Like singing. Dancing. 30 minutes a day is all you need, so Chad the PC Medical officer tells me, to stay in shape. Like less teaching, and when school is out in a few weeks, I can explore other projects that can influence how I want my schedule to be next year. Like women empowerment workshops and working with the BoGo organization. Like writing… it’s funny that we all want to do different things, but we somehow just assume that they will get done.
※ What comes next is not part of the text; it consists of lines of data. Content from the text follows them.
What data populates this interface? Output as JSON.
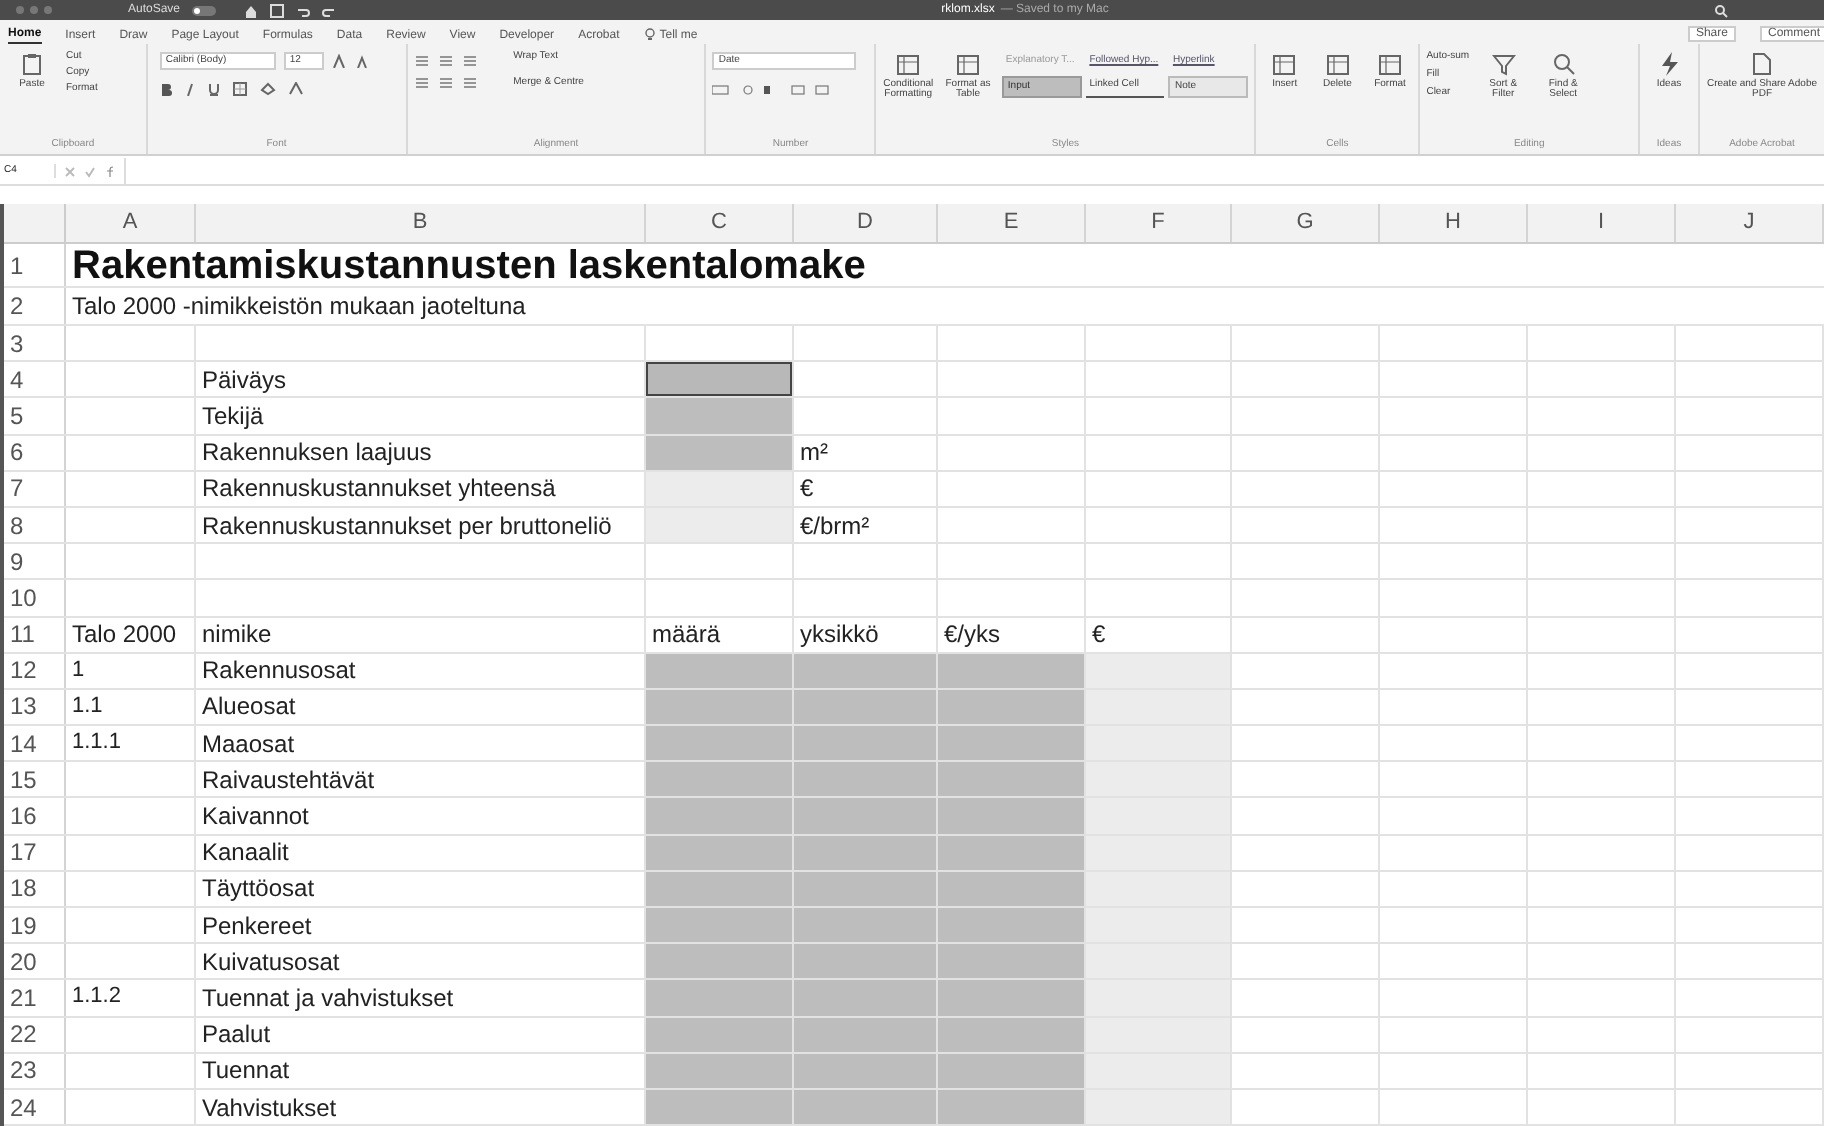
{
  "title_bar": {
    "autosave_label": "AutoSave",
    "autosave_on": false,
    "filename": "rklom.xlsx",
    "status": "— Saved to my Mac"
  },
  "tabs": [
    {
      "label": "Home",
      "selected": true
    },
    {
      "label": "Insert",
      "selected": false
    },
    {
      "label": "Draw",
      "selected": false
    },
    {
      "label": "Page Layout",
      "selected": false
    },
    {
      "label": "Formulas",
      "selected": false
    },
    {
      "label": "Data",
      "selected": false
    },
    {
      "label": "Review",
      "selected": false
    },
    {
      "label": "View",
      "selected": false
    },
    {
      "label": "Developer",
      "selected": false
    },
    {
      "label": "Acrobat",
      "selected": false
    }
  ],
  "tell_me": "Tell me",
  "share_button": "Share",
  "comments_button": "Comment",
  "ribbon": {
    "clipboard": {
      "paste": "Paste",
      "cut": "Cut",
      "copy": "Copy",
      "format": "Format",
      "label": "Clipboard"
    },
    "font": {
      "family": "Calibri (Body)",
      "size": "12",
      "label": "Font"
    },
    "alignment": {
      "wrap": "Wrap Text",
      "merge": "Merge & Centre",
      "label": "Alignment"
    },
    "number": {
      "format": "Date",
      "label": "Number"
    },
    "styles": {
      "conditional": "Conditional Formatting",
      "table": "Format as Table",
      "cells": [
        {
          "label": "Explanatory T...",
          "kind": "plain"
        },
        {
          "label": "Followed Hyp...",
          "kind": "link"
        },
        {
          "label": "Hyperlink",
          "kind": "link"
        },
        {
          "label": "Input",
          "kind": "input"
        },
        {
          "label": "Linked Cell",
          "kind": "underline"
        },
        {
          "label": "Note",
          "kind": "note"
        }
      ],
      "label": "Styles"
    },
    "cells": {
      "insert": "Insert",
      "delete": "Delete",
      "format": "Format",
      "label": "Cells"
    },
    "editing": {
      "autosum": "Auto-sum",
      "fill": "Fill",
      "clear": "Clear",
      "sort": "Sort & Filter",
      "find": "Find & Select",
      "label": "Editing"
    },
    "ideas": {
      "button": "Ideas",
      "label": "Ideas"
    },
    "acrobat": {
      "button": "Create and Share Adobe PDF",
      "label": "Adobe Acrobat"
    }
  },
  "name_box": "C4",
  "columns": [
    "A",
    "B",
    "C",
    "D",
    "E",
    "F",
    "G",
    "H",
    "I",
    "J"
  ],
  "rows": [
    {
      "number": "1",
      "kind": "title",
      "cells": [
        {
          "kind": "text",
          "text": "Rakentamiskustannusten laskentalomake"
        }
      ]
    },
    {
      "number": "2",
      "kind": "plain",
      "cells": [
        {
          "kind": "text",
          "text": "Talo 2000 -nimikkeistön mukaan jaoteltuna"
        }
      ]
    },
    {
      "number": "3",
      "kind": "plain",
      "cells": []
    },
    {
      "number": "4",
      "kind": "plain",
      "cells": [
        {
          "kind": "blank"
        },
        {
          "kind": "text",
          "text": "Päiväys"
        },
        {
          "kind": "input",
          "selected": true
        }
      ]
    },
    {
      "number": "5",
      "kind": "plain",
      "cells": [
        {
          "kind": "blank"
        },
        {
          "kind": "text",
          "text": "Tekijä"
        },
        {
          "kind": "input",
          "selected": false
        }
      ]
    },
    {
      "number": "6",
      "kind": "plain",
      "cells": [
        {
          "kind": "blank"
        },
        {
          "kind": "text",
          "text": "Rakennuksen laajuus"
        },
        {
          "kind": "input",
          "selected": false
        },
        {
          "kind": "text",
          "text": "m²"
        }
      ]
    },
    {
      "number": "7",
      "kind": "plain",
      "cells": [
        {
          "kind": "blank"
        },
        {
          "kind": "text",
          "text": "Rakennuskustannukset yhteensä"
        },
        {
          "kind": "result"
        },
        {
          "kind": "text",
          "text": "€"
        }
      ]
    },
    {
      "number": "8",
      "kind": "plain",
      "cells": [
        {
          "kind": "blank"
        },
        {
          "kind": "text",
          "text": "Rakennuskustannukset per bruttoneliö"
        },
        {
          "kind": "result"
        },
        {
          "kind": "text",
          "text": "€/brm²"
        }
      ]
    },
    {
      "number": "9",
      "kind": "plain",
      "cells": []
    },
    {
      "number": "10",
      "kind": "plain",
      "cells": []
    },
    {
      "number": "11",
      "kind": "plain",
      "cells": [
        {
          "kind": "text",
          "text": "Talo 2000"
        },
        {
          "kind": "text",
          "text": "nimike"
        },
        {
          "kind": "text",
          "text": "määrä"
        },
        {
          "kind": "text",
          "text": "yksikkö"
        },
        {
          "kind": "text",
          "text": "€/yks"
        },
        {
          "kind": "text",
          "text": "€"
        }
      ]
    },
    {
      "number": "12",
      "kind": "plain",
      "cells": [
        {
          "kind": "code",
          "text": "1"
        },
        {
          "kind": "text",
          "text": "Rakennusosat"
        },
        {
          "kind": "input",
          "selected": false
        },
        {
          "kind": "input",
          "selected": false
        },
        {
          "kind": "input",
          "selected": false
        },
        {
          "kind": "result"
        }
      ]
    },
    {
      "number": "13",
      "kind": "plain",
      "cells": [
        {
          "kind": "code",
          "text": "1.1"
        },
        {
          "kind": "text",
          "text": "Alueosat"
        },
        {
          "kind": "input",
          "selected": false
        },
        {
          "kind": "input",
          "selected": false
        },
        {
          "kind": "input",
          "selected": false
        },
        {
          "kind": "result"
        }
      ]
    },
    {
      "number": "14",
      "kind": "plain",
      "cells": [
        {
          "kind": "code",
          "text": "1.1.1"
        },
        {
          "kind": "text",
          "text": "Maaosat"
        },
        {
          "kind": "input",
          "selected": false
        },
        {
          "kind": "input",
          "selected": false
        },
        {
          "kind": "input",
          "selected": false
        },
        {
          "kind": "result"
        }
      ]
    },
    {
      "number": "15",
      "kind": "plain",
      "cells": [
        {
          "kind": "blank"
        },
        {
          "kind": "text",
          "text": "Raivaustehtävät"
        },
        {
          "kind": "input",
          "selected": false
        },
        {
          "kind": "input",
          "selected": false
        },
        {
          "kind": "input",
          "selected": false
        },
        {
          "kind": "result"
        }
      ]
    },
    {
      "number": "16",
      "kind": "plain",
      "cells": [
        {
          "kind": "blank"
        },
        {
          "kind": "text",
          "text": "Kaivannot"
        },
        {
          "kind": "input",
          "selected": false
        },
        {
          "kind": "input",
          "selected": false
        },
        {
          "kind": "input",
          "selected": false
        },
        {
          "kind": "result"
        }
      ]
    },
    {
      "number": "17",
      "kind": "plain",
      "cells": [
        {
          "kind": "blank"
        },
        {
          "kind": "text",
          "text": "Kanaalit"
        },
        {
          "kind": "input",
          "selected": false
        },
        {
          "kind": "input",
          "selected": false
        },
        {
          "kind": "input",
          "selected": false
        },
        {
          "kind": "result"
        }
      ]
    },
    {
      "number": "18",
      "kind": "plain",
      "cells": [
        {
          "kind": "blank"
        },
        {
          "kind": "text",
          "text": "Täyttöosat"
        },
        {
          "kind": "input",
          "selected": false
        },
        {
          "kind": "input",
          "selected": false
        },
        {
          "kind": "input",
          "selected": false
        },
        {
          "kind": "result"
        }
      ]
    },
    {
      "number": "19",
      "kind": "plain",
      "cells": [
        {
          "kind": "blank"
        },
        {
          "kind": "text",
          "text": "Penkereet"
        },
        {
          "kind": "input",
          "selected": false
        },
        {
          "kind": "input",
          "selected": false
        },
        {
          "kind": "input",
          "selected": false
        },
        {
          "kind": "result"
        }
      ]
    },
    {
      "number": "20",
      "kind": "plain",
      "cells": [
        {
          "kind": "blank"
        },
        {
          "kind": "text",
          "text": "Kuivatusosat"
        },
        {
          "kind": "input",
          "selected": false
        },
        {
          "kind": "input",
          "selected": false
        },
        {
          "kind": "input",
          "selected": false
        },
        {
          "kind": "result"
        }
      ]
    },
    {
      "number": "21",
      "kind": "plain",
      "cells": [
        {
          "kind": "code",
          "text": "1.1.2"
        },
        {
          "kind": "text",
          "text": "Tuennat ja vahvistukset"
        },
        {
          "kind": "input",
          "selected": false
        },
        {
          "kind": "input",
          "selected": false
        },
        {
          "kind": "input",
          "selected": false
        },
        {
          "kind": "result"
        }
      ]
    },
    {
      "number": "22",
      "kind": "plain",
      "cells": [
        {
          "kind": "blank"
        },
        {
          "kind": "text",
          "text": "Paalut"
        },
        {
          "kind": "input",
          "selected": false
        },
        {
          "kind": "input",
          "selected": false
        },
        {
          "kind": "input",
          "selected": false
        },
        {
          "kind": "result"
        }
      ]
    },
    {
      "number": "23",
      "kind": "plain",
      "cells": [
        {
          "kind": "blank"
        },
        {
          "kind": "text",
          "text": "Tuennat"
        },
        {
          "kind": "input",
          "selected": false
        },
        {
          "kind": "input",
          "selected": false
        },
        {
          "kind": "input",
          "selected": false
        },
        {
          "kind": "result"
        }
      ]
    },
    {
      "number": "24",
      "kind": "plain",
      "cells": [
        {
          "kind": "blank"
        },
        {
          "kind": "text",
          "text": "Vahvistukset"
        },
        {
          "kind": "input",
          "selected": false
        },
        {
          "kind": "input",
          "selected": false
        },
        {
          "kind": "input",
          "selected": false
        },
        {
          "kind": "result"
        }
      ]
    }
  ]
}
You just end up doing what you really want to happen. I wasn’t thinking about all this when I applied for the Peace Corps, so apparently this is really important to me. And I knew when I wrote my mission statement that this experience would change me for the better, unknowing how- and I still believe that, but I’m living the how and it’s a crazy world here sometimes. It’s a world of growing up, of figuring out that it just keeps getting more and more complicated, that absolutely nothing goes as you planned it, forcing you to do your best and to have faith that everything should just turn out alright. I have to have that faith or else I just might be on a plane home right now.